Millennials Lack Soft Skills: Same Old Story, New Buzzwords
In the media (as well as in our offices, conferences and other professional settings), it is common to hear complaints about the entitlement of rude Millennials (or Gen Yers) unwilling to pay their dues. A quick search of the Millennial's encyclopedia -- Google -- renders such article titles as:
- "A Big Chill: Millennials Learning Harsh Reality of Workplace"
- "Employers Don't Think Much of Millennials' Work Ethic"
- "Why Gen Y Workers Have No Idea What Their Managers Expect From Them"
They are the skills that cannot be easily tested or vouched for with a degree. Depending on the source, soft skills may include general personality traits, the ability to communicate effectively (whether in person, over the phone, or in text), social graces, and the observance of and/or respect for authority and order. In other words, soft skills = professionalism.
Why should it be shocking that Millennials, the youngest people in the workforce, the least professionally experienced, could lack professionalism? They're young! (Generally significantly younger than those complaining...)
Please note I am not arguing that many Millennials don't lack soft skills. However, this issue is not unique to this generation. Older generations have always complained about the young whippersnappers in the workplace. Millennials lacking soft skills is not a new idea, just a reworking of the same old story with new buzzwords.
It is no secret young professionals require training beyond their schooling.
There isn't a license or certificate for professionalism.
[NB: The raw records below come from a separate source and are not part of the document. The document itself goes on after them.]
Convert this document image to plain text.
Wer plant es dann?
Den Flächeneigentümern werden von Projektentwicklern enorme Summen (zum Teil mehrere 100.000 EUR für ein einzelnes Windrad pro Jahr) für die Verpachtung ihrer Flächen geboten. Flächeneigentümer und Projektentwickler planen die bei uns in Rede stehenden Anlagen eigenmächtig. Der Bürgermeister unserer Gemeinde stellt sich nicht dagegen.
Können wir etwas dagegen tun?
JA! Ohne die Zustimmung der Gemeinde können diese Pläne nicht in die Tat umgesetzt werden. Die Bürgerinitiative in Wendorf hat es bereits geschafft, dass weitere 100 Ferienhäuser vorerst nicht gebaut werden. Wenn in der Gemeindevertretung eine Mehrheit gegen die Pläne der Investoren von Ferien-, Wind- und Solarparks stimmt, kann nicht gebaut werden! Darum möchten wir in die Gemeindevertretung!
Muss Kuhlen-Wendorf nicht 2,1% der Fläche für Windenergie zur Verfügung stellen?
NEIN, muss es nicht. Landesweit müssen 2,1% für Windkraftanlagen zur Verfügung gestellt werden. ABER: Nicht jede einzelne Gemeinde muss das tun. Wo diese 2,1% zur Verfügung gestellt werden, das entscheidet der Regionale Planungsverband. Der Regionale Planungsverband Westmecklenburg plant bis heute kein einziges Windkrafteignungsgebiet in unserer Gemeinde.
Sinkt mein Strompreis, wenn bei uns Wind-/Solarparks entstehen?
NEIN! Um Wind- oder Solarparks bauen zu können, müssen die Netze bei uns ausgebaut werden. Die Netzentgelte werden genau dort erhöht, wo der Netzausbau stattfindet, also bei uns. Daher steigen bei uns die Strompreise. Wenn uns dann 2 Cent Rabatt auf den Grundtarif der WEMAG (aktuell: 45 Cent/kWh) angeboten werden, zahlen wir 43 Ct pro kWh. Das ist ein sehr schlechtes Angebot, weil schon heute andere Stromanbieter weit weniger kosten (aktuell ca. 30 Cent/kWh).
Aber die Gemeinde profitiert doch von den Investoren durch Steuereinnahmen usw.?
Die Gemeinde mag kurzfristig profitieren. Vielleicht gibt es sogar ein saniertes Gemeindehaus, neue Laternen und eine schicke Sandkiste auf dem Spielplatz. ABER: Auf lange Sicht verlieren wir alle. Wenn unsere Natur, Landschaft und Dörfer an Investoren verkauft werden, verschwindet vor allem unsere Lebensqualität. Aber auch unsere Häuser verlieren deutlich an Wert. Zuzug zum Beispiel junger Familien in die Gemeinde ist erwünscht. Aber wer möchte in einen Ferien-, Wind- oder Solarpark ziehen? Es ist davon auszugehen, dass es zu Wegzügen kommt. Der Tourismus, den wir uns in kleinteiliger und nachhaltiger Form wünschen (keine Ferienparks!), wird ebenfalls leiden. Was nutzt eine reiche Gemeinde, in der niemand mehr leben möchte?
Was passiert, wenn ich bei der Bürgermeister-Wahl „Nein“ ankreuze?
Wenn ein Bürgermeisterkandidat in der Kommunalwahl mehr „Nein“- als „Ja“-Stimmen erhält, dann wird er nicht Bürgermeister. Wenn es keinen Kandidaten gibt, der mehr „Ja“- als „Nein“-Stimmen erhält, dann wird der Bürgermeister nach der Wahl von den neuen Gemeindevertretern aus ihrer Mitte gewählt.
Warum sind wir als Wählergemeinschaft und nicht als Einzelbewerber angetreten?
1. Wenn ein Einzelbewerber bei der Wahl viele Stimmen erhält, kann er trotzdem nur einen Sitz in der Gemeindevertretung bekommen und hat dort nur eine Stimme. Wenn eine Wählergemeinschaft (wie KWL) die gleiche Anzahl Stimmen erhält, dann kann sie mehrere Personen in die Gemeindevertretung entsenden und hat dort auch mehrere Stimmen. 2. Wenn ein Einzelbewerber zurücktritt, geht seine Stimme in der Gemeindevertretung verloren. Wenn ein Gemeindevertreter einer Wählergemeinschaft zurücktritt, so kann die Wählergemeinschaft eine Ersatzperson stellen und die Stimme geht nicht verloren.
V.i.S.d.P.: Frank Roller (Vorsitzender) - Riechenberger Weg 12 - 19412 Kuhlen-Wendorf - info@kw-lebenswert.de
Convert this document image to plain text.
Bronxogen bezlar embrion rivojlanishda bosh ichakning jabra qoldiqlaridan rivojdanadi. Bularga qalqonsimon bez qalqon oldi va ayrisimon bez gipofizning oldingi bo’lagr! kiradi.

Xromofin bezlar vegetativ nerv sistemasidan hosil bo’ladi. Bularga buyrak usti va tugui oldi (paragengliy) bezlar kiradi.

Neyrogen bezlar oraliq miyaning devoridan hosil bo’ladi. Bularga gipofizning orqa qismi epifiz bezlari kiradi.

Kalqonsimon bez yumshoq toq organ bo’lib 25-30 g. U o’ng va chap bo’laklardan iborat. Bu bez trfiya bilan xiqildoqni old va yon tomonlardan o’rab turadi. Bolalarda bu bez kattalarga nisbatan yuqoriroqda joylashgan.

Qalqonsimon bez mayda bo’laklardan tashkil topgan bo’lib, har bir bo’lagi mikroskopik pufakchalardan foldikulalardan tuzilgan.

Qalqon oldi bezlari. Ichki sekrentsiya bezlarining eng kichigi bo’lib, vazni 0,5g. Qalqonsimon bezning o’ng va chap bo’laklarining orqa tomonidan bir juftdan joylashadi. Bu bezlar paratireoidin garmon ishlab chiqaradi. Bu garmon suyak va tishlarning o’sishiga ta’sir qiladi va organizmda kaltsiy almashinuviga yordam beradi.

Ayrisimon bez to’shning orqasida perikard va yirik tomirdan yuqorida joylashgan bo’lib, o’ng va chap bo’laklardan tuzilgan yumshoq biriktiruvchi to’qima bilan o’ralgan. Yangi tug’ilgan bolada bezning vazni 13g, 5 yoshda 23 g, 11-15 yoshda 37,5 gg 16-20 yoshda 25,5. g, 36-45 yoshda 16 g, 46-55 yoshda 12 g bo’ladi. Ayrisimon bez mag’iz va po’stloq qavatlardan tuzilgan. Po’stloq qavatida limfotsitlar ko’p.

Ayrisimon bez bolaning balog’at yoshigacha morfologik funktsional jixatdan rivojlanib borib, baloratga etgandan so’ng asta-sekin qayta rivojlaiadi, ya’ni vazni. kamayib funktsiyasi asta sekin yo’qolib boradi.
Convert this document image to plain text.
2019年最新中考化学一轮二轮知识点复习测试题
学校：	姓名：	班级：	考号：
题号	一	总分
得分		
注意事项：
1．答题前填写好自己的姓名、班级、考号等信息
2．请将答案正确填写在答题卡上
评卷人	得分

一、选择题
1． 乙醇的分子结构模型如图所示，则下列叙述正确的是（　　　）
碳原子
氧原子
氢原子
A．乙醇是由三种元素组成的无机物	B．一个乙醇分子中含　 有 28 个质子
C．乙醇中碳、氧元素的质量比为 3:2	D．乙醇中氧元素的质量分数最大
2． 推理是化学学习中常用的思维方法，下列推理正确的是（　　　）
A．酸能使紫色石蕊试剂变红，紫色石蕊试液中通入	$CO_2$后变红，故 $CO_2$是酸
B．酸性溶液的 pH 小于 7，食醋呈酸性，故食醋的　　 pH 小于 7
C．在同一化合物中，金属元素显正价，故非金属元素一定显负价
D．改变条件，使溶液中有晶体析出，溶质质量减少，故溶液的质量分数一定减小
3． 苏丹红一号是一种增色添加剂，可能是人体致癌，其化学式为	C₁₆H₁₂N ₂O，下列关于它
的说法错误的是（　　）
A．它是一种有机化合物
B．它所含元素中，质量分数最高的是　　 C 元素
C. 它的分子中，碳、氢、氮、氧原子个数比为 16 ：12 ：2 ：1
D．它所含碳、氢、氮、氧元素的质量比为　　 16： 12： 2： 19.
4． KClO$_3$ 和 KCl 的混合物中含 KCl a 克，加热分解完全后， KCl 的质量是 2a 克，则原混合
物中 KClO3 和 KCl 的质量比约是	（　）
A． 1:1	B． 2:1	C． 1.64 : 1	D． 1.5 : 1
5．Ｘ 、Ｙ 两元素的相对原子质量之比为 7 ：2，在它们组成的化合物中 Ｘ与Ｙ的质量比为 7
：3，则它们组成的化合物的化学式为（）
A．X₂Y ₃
It has to be gained on the job, often much to the chagrin of older managers and colleagues. Soft skills are like growing pains, only they can be uncomfortable for everyone involved and might require a business suit.
There were many Gen Xers, Boomers and beyond who lacked desirable soft skills upon entering the workforce. However, these individuals were called "slackers", "idealistic", "intense" or even "easy going". They were born too early to be considered entitled or narcissistic. Those titles are reserved for my generation's perceived deficiencies.
But what about the functional Millennials in the workplace? They are simply not interesting enough to garner much public attention. By paying their own rent, not defaulting on student loans and not bringing parents to interviews, these Millennials are boring and easily dismissed as being the "exception" despite perhaps more appropriately being the "norm".
In my humble opinion, the main difference between the underrepresented Millennials and their media-darling counterparts is how early in their lives (and careers) they learned these "soft skills".
For better or worse, soft skills are a hard lesson learned.
Not unique to this generation, successful young professionals first need experience and the ability to learn the hard way. They have to realize they can't afford to play the "young professional" role for very long. They must strive to just become viewed as "professionals who just happen to be young."
A little advice to frustrated Gen X and Boomer managers: Have more faith in the Millennial "exceptions" in your office to continue to step up. If you'd like to prevent them from stepping out, don't be afraid to show them they're valued.
Six months of great work may not warrant a corner office but a little recognition never hurts. (And it may help push the other young professionals in the right direction.)